Question

A horizontal spring is lying on a frictionless surface. One end of the spring is attached to a wall, and the other end is connected to a movable object. The spring and object are compressed by 0.060 m, released from rest, and subsequently oscillate back and forth with an angular frequency of 12 rad/s. What is the speed of the object at the instant when the spring is stretched by 0.045 m relative to its unstrained length?

Answer 1

Answer:

Velocity = 0.4762 m/s

Explanation:

Given the details for the simple harmonic motion from the question as:

Angular frequency, ω = 12 rad/s

Amplitude, A = 0.060 m

Displacement, y = 0.045 m

The initial Energy =  U  = (1/2) kA²    

where A is the amplitude and k is the spring constant.

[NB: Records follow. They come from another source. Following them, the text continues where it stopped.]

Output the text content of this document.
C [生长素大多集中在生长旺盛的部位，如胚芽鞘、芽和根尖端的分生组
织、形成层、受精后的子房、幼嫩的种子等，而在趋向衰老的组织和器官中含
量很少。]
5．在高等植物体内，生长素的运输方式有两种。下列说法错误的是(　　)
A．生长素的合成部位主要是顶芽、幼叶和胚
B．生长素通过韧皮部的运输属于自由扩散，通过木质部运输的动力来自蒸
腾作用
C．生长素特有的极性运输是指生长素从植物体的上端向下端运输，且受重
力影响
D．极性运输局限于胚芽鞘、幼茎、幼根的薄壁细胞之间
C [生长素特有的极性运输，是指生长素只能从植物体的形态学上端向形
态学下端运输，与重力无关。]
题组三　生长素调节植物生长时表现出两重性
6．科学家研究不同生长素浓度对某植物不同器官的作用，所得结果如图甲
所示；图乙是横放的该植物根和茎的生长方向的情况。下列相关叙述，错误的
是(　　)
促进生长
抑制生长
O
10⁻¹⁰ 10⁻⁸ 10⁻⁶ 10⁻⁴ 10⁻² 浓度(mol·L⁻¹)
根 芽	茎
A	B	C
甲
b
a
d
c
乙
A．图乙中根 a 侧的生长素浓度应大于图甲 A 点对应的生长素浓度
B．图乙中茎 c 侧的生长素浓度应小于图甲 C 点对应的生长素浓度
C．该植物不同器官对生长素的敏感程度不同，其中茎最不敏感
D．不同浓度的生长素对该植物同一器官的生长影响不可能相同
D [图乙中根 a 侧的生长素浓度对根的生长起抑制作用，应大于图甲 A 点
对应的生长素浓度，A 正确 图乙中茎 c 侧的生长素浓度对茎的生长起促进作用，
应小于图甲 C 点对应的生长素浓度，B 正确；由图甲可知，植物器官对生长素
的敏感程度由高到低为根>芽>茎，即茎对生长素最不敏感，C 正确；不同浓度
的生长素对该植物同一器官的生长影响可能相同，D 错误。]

The final energy is potential and kinetic energy

   K + U =   (1/2) mv²   + (1/2) kx²  

where  x  is the displacement

m is the mass of the object

v is the speed of the object

Since energy is conservative. So, the final and initial energies are equal  as:

   (1/2) k A²   = (1/2) m v²   + (1/2) kx²  

Using,   ω² = k/m, we get:  

Velocity:

$v=\omega\times \sqrt{[ A^2 - y^2 ]}$

$v=\omega\times \sqrt{[ {0.06}^2 - {0.045}^2 ]}$

Velocity = 0.4762 m/s